To call them, you use `Sys.getenv()`.

So now, if we replicate the previous example *Downloading multiple parameter from one AQS*, it will be something like this:

```R
library(qualR)

cetesb_aqs # To check Pinheiros aqs_code
cetesb_param # To check Ozone pol_code

o3_code <- 63
pin_code <- 99
start_date <- "01/01/2020"
end_date <- "07/01/2020"

pin_o3 <- cetesb_retrieve_param(Sys.getenv("QUALAR_USER"), # calling your user
Sys.getenv("QUALAR_PASS"), # calling your passord
o3_code,
pin_code,
start_date,
end_date)
```

This idea came from this [awesome post](https://towardsdatascience.com/ten-time-saving-r-hacks-b411add26b96).

## Using `qualR` to download MonitorAr - Rio data

#### Downloading one parameter from one AQS

Here we will download Ozone information from Iraja AQS for all February 2019 by using `monitor_ar_retrieve_param` function.

```R
library(qualR)
monitor_ar_aqs # To check Iraja AQS code
monitor_ar_param # To check Ozone code

start_date <- "01/02/2019"
end_date <- "01/03/2019"
aqs_code <- "IR"
param <- "O3"

ir_o3 <- monitor_ar_retrieve_param(date_start, date_end, aqs_code, param)

```

#### Downloading multiple parameters from one AQS

`monitor_ar_retrieve_param` is similar to `cetesb_retrieve_param`, so it allows us to download multiple parameters.
Here, we will download Ozone, Nitric oxide, Nitrogen dioxide, wind speed and direction.

```R
library(qualR)
monitor_ar_aqs # To check Iraja AQS code
monitor_ar_param # To check parameter codes

date_start <- "01/02/2019"
date_end <- "01/03/2019"
aqs_code <- "IR"
params <- c("O3", "NO", "NO2", "Dir_Vento", "Vel_Vento")

ir_data <- monitor_ar_retrieve_param(date_start, date_end, aqs_code, params)
```

## Caveat emptor

* CETESB QUALAR system describes midnight as 24:00,
and the first hour of each day starts at 1:00. `qualR` transform it to get the time in 00-23 hour notation, for that reason you'll get `NA` at 00:00 of your first downloaded day. So, consider download one day before your study period.
* To pad-out with `NA` when there is a missing date, `qualR` "tricks" the date
information, an assume it's on **UTC** (when in reality it's on **"America/Sao_Paulo"** time).
This avoids problems with merging data frames and also with Daylight saving time (DST) issues.
Beware of this,when dealing with study periods that include **DST**.
It always a good idea, to double check by retrieving the suspicious date from CETESB QUALAR system.
* Take into account that in CETESB data, the hourly averaged is the mean **until the hour**.
That is, a concentration value for **22:00 is the mean from 21:01 to 22:00**.
* Consider the previous three points if you need to change from local time to UTC.
* Currently, MonitorAr only has data until March, 2021.

## Code of Conduct

Please note that this package is released with a [Contributor Code of Conduct](https://ropensci.org/code-of-conduct/).
By contributing to this project, you agree to abide by its terms.

## Acknowledgments

Thanks to [CETESB](https://cetesb.sp.gov.br/ar/) and to [MonitorAr Program](https://www.rio.rj.gov.br/web/smac/monitorar-rio1) for make public this atmospheric data.

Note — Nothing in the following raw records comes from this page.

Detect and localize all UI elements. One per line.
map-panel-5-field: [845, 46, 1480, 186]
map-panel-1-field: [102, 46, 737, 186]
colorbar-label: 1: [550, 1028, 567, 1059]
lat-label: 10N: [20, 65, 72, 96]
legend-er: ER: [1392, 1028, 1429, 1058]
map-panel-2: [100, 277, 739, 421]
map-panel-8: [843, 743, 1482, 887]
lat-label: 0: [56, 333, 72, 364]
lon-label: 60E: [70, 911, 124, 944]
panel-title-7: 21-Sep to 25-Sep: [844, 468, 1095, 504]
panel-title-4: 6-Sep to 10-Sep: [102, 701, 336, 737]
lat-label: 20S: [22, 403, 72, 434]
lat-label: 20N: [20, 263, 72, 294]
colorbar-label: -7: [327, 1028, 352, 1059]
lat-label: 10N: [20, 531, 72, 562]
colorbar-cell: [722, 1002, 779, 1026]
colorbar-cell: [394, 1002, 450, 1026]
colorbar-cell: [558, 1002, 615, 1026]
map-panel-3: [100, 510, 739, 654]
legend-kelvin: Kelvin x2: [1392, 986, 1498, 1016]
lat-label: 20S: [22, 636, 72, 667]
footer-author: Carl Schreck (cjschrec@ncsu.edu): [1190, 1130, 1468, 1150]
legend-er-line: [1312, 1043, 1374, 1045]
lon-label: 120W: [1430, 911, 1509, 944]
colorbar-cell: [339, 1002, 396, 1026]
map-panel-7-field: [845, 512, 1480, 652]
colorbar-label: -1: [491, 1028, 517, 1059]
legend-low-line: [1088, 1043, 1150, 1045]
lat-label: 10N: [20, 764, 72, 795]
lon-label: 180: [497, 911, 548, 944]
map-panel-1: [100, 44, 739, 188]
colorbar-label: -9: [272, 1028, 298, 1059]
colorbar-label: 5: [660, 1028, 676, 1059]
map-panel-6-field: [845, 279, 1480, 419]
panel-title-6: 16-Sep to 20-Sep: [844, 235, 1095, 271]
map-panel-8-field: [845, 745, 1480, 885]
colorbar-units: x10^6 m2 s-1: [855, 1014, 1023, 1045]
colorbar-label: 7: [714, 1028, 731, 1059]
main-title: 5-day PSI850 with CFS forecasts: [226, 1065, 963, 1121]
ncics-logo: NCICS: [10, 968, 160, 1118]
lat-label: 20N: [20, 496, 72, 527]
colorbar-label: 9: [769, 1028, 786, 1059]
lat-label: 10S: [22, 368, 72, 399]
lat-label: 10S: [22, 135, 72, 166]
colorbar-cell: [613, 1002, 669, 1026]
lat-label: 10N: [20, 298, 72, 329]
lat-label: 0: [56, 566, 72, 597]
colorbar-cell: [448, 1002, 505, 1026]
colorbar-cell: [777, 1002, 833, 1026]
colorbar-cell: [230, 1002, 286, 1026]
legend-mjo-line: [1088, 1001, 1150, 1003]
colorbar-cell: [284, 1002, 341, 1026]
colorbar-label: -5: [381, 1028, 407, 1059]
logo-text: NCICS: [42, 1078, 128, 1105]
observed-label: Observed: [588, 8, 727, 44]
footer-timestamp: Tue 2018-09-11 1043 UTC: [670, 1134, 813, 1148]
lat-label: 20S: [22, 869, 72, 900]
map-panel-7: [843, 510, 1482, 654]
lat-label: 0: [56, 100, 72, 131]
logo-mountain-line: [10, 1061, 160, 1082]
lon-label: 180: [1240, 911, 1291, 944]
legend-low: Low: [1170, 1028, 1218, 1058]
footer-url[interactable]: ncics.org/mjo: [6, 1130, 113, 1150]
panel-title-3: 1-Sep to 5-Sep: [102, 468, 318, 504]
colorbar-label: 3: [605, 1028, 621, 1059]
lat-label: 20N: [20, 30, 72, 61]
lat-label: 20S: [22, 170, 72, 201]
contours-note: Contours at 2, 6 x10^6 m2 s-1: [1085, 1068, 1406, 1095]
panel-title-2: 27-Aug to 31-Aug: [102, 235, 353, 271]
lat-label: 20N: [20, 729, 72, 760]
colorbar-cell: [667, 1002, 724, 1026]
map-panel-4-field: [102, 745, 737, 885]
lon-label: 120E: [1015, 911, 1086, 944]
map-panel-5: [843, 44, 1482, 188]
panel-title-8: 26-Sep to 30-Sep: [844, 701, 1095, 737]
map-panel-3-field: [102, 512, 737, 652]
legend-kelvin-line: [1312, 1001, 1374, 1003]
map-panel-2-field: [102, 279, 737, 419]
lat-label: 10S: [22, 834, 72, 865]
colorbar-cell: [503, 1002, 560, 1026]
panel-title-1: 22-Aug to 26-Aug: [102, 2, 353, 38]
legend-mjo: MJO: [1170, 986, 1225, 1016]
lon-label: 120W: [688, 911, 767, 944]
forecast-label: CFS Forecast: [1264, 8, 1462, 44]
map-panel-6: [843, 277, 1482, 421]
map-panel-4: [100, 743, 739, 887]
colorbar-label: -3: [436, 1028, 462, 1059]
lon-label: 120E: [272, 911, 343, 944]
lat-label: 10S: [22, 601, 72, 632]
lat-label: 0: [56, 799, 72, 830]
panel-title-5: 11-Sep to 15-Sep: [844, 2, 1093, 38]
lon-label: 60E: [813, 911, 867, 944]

This work was supported by the Wellcome Trust [grant number 216087/Z/19/Z].
We acknowledge the programs CAPES (Coordenadoria de Aperfeiçoamento de Pessoal de Nível Superior), CNPq (Conselho Nacional de Desenvolvimento Científico e Tecnológico), FAPESP (2016/18438-0 - Fundação de Amparo à Pesquisa do Estado do São Paulo).

Finally, we want to thanks to the [LAPAT-IAG team](http://www.lapat.iag.usp.br/) for test and help to improve `qualR`.

## Last but not least

I hope this package will help you on your research!